I must admit that I’m not much of a photographer. I do, however, have a digital camera that I like to play around with. I based my camera purchase partly on the ability of the camera to run CHDK (Canon Hack Development Kit). This software greatly enhances the capabilities of the camera, including saving in RAW mode, USB-cable remote shutter-release, motion-detection trigger, customizable high-speed continuous (burst) Tv, Av, ISO, and Focus bracketing (increasing depth of field), shutter, aperture, and ISO overrides (shutter speeds of 64 seconds to 1/10,000 seconds and higher), High-speed flash sync, and much more.
One of the features of CHDK that I would like to take more time to explore is Tv Exposure Bracketing. Basically this mode allows the camera to take a series of exposures, varying the exposure time by a set amount for each exposure. One of the exposures is taken with the “normal” exposure time, and each of the others is adjusted up or down by the set amount. Using special software, the separate exposures are combined to produce a single image file that has a much greater dynamic range than is possible with the camera’s native files. This technique is usually called HDR (High Dynamic Range) imaging.
This afternoon I took a series of bracketed exposures of a raccoon skull that happens to sit on my desk (don’t ask). I used the excellent Linux program Qtpfsgui to combine five exposures into a single HDR image. Unfortunately, even today’s high-end graphics cards and LCD computer monitors lack the ability to natively display HDR images. A technique called tone mapping is often used to render the HDR image in a LDR format (such as the JPG images we’re all familiar with). With this photograph I used the Gradient Domain High Dynamic Range Compression algorithm (sometimes called the Fattal algorithm, developed by Raanan Fattal, Dani Lischinski, Michael Werman) in preparing the LDR representation below. (Click on the photo for a much embiggened view.)
The Fattal algorithm often produces somewhat surreal representations of the HDR image. I suppose that’s why I like it so much. For reference, below is the image the camera took as the center of the exposure bracket.
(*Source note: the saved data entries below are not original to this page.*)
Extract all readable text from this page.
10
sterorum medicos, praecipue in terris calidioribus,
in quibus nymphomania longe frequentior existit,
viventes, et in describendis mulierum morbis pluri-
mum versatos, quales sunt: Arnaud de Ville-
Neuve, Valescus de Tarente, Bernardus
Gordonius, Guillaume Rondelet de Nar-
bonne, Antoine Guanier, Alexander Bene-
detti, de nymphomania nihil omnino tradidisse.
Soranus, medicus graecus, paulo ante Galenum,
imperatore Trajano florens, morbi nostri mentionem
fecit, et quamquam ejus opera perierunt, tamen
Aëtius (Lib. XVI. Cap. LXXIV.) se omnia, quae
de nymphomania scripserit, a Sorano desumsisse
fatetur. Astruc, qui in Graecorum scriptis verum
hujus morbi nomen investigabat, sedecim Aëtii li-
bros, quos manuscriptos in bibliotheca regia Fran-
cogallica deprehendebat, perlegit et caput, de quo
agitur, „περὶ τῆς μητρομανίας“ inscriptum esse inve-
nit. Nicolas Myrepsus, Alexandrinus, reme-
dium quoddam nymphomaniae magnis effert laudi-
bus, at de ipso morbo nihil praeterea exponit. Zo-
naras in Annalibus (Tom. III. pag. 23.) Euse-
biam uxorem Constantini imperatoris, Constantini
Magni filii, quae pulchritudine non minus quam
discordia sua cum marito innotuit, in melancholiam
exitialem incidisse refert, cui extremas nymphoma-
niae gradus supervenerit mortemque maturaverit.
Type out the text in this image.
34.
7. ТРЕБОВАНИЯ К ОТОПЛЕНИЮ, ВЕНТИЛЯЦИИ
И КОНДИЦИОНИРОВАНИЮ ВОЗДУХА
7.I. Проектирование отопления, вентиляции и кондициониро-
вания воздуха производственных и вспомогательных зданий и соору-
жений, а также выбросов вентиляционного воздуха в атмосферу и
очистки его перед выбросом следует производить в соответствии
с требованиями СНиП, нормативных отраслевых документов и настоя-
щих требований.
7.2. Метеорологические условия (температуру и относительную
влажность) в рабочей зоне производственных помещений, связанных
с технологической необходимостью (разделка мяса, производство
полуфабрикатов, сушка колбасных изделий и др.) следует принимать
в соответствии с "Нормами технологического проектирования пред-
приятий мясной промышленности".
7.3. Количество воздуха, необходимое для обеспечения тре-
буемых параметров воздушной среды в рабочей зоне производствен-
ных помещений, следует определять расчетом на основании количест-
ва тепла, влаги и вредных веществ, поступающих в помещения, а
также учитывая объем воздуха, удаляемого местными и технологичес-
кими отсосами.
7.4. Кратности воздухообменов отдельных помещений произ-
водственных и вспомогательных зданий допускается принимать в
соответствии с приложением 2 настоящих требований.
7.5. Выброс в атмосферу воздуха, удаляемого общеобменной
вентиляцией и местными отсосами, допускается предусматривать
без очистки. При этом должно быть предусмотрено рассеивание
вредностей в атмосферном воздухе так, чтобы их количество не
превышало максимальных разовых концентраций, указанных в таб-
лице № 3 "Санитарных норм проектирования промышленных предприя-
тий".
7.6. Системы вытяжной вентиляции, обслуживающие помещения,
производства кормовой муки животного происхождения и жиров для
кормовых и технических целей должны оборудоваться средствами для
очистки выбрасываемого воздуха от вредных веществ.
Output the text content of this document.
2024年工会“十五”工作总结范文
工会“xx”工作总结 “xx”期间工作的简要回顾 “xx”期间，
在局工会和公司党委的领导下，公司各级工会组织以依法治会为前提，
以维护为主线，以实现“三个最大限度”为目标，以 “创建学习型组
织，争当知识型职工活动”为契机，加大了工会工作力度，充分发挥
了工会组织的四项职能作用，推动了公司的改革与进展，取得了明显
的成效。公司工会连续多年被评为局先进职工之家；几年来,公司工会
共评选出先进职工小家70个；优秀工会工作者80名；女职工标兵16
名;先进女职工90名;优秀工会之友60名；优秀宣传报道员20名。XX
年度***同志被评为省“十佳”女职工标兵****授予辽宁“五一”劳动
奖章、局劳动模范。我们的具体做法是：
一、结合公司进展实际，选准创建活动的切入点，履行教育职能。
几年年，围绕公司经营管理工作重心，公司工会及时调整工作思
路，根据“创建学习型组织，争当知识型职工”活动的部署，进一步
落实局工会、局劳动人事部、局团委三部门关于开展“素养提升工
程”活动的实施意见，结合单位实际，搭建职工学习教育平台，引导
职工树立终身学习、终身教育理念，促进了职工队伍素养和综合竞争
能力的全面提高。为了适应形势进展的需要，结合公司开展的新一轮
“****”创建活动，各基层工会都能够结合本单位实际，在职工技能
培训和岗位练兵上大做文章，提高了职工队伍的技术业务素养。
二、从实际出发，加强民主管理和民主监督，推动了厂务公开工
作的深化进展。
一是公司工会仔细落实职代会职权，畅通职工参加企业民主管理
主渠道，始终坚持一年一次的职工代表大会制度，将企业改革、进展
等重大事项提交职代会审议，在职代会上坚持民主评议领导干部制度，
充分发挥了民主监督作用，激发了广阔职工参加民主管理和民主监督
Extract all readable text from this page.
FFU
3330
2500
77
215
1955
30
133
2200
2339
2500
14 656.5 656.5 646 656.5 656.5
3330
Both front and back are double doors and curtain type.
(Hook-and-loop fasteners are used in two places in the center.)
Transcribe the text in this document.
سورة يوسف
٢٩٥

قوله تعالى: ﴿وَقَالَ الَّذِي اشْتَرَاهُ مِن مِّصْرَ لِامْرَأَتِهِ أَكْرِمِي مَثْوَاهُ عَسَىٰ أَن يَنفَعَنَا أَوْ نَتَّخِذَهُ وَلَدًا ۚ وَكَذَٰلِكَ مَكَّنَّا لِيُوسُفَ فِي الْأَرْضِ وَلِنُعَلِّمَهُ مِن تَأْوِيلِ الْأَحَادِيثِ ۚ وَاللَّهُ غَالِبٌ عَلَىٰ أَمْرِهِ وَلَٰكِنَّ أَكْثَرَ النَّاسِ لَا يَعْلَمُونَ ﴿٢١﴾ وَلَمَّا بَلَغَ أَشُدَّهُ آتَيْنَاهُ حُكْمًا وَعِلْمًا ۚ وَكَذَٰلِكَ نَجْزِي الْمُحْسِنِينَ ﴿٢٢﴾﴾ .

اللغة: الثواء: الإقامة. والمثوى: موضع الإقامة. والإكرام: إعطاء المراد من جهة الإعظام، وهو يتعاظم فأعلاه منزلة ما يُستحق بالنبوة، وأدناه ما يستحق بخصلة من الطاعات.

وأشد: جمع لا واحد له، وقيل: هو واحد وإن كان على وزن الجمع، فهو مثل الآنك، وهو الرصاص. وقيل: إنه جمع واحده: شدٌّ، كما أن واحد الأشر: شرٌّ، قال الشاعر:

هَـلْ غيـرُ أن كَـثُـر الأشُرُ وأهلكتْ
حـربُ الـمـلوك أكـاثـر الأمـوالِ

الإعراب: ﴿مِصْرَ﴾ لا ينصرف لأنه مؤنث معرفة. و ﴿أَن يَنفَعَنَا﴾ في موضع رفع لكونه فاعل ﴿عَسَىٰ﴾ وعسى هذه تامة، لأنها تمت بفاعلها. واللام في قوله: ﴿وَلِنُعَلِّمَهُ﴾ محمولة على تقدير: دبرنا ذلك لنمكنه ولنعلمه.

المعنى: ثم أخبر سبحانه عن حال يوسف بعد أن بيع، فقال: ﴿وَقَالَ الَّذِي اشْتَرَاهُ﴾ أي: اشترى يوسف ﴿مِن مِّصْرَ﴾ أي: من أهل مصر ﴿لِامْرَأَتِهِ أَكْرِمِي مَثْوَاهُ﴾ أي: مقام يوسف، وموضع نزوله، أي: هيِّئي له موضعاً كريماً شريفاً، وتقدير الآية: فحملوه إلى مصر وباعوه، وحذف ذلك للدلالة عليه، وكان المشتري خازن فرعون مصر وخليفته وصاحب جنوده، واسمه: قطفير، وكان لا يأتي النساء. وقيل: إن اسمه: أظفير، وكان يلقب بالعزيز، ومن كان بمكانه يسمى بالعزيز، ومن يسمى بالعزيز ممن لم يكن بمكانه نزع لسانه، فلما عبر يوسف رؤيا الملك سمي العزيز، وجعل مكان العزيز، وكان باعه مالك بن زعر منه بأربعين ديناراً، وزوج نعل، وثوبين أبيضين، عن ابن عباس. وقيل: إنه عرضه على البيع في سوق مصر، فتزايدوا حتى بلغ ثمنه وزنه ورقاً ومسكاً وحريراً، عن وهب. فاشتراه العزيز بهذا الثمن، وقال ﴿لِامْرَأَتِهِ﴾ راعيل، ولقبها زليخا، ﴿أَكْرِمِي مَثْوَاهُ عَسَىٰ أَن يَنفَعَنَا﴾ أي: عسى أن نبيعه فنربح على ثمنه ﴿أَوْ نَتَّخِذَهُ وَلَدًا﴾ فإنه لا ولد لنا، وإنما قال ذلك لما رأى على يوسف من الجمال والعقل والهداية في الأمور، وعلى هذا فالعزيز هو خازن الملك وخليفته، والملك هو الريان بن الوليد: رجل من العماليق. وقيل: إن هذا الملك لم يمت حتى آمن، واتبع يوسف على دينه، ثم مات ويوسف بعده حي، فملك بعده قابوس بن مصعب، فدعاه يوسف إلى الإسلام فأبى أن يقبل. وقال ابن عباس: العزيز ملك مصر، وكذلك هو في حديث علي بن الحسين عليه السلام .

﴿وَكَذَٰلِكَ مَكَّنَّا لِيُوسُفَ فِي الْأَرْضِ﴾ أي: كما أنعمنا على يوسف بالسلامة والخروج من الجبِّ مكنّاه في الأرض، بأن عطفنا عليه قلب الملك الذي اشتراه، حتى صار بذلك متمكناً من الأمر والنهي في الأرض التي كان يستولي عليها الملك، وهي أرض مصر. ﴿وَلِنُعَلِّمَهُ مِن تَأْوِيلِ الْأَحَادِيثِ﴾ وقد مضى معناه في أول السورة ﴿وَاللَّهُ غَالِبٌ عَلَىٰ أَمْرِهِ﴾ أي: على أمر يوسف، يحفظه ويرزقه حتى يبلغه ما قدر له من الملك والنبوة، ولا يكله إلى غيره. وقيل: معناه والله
This image uses the preferred exposure determined by the camera for the subject (no flash was used). (Click on the photo for a much embiggened view.)
The difference in the photos is quite striking. The non-HDR image is a rather faithful reproduction of the skull at first look, but when compared to the object itself seen in real life, contrast and subtleties that your eye picks up are missing from the photo.
When I play around with this technique some more, I’ll be sure to post the results here for all to see.